En prime, un poème peu connu du grand Luis Cernuda :
Vientres sentados (Luis Cernuda)
Con satisfacción Como quienes saben Como quienes tienen en su puño la verdad Bien apresada para que no escape Y con orgullo Como vigilantes de vosotros mismos Domináis a lo largo a lo ancho de la tierra Vosotros vientres sentados.
No hay gas No hay plomo Que tanto levante que tanto lastre proporcione Como vuestra seguridad deletérea Esa seguridad de sentir vuestro saco Bien resguardado por vuestro trasero.

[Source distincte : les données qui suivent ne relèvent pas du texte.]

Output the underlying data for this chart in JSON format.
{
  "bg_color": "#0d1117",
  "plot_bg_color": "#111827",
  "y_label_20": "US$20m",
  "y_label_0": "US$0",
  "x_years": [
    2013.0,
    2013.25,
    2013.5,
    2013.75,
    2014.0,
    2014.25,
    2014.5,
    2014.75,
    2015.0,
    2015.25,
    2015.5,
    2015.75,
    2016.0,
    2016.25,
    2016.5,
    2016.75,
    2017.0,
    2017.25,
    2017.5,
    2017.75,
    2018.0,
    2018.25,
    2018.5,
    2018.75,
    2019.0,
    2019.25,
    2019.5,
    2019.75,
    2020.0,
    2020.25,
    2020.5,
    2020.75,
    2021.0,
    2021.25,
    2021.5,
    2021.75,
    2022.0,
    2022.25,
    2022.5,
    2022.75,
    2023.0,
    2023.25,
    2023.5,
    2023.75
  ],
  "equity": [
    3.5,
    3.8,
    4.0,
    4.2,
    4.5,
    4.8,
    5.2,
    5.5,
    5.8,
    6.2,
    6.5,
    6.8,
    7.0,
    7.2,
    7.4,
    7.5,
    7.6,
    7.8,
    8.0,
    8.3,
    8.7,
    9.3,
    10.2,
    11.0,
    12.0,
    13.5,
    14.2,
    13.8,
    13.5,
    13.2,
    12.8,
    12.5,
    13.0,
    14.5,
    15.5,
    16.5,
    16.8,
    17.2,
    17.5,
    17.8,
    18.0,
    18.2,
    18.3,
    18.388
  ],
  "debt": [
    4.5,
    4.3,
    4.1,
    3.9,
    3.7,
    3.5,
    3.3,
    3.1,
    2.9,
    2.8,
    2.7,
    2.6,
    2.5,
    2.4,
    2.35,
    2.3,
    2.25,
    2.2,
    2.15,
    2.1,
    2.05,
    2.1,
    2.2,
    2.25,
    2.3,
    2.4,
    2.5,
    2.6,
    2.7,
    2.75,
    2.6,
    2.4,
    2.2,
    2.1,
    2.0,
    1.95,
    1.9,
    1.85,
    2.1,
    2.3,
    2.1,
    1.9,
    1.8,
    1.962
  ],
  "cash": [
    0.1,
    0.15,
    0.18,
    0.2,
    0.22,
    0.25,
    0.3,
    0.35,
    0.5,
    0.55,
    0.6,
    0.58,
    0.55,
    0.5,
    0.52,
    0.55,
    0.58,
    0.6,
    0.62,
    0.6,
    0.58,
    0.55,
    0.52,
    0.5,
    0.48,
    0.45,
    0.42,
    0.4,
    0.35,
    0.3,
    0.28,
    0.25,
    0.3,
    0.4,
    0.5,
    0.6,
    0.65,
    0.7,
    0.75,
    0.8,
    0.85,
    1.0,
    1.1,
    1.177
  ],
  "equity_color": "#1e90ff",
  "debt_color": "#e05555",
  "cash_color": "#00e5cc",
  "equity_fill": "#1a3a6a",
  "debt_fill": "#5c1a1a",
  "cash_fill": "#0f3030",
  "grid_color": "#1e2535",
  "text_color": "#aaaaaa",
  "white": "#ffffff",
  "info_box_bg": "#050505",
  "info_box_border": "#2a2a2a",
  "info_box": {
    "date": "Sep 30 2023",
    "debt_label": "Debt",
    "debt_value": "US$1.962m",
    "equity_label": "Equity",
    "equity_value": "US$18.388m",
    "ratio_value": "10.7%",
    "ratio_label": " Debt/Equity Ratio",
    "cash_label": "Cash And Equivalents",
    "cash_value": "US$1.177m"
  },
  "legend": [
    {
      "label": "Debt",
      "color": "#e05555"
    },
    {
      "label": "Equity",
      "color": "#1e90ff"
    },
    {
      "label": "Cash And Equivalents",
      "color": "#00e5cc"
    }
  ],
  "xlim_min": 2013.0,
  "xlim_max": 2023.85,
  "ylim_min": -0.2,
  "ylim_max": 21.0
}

Miráis a un lado y a otro Sonreís rasgando maliciosamente la hedionda boca Y desde allí emitís como el antiguo oráculo Henchidas necedades Dictámenes que se escurren entre las rendijas como ratas
Alado el pie vigoroso El pie juvenil y vigoroso Que derrumbará bien pronto Ese saco henchido de fango de maldad de injusticia Arrastrando consigo vuestro trasero y vientre Vuestra triste persona que mancha el aire El aire limpio y justo Donde hoy nos levantamos Contra vosotros todos Contra vuestra moral contra vuestras leyes Contra vuestra sociedad contra vuestro dios Contra vosotros mismos vientres sentados Con una firme espiga A quien su propia fuerza empuja desde la tierra Para que se abra al sol Para que dé su fruto Fruto de odio y de alegría Fruto de lucha y de reposo.
La verdad está en lucha y en ella os aguardamos Vientres sentados Vientres tendidos Vientres muertos.
Otros Poemas publicados e inéditos – V. Poesía completa– Volumen I.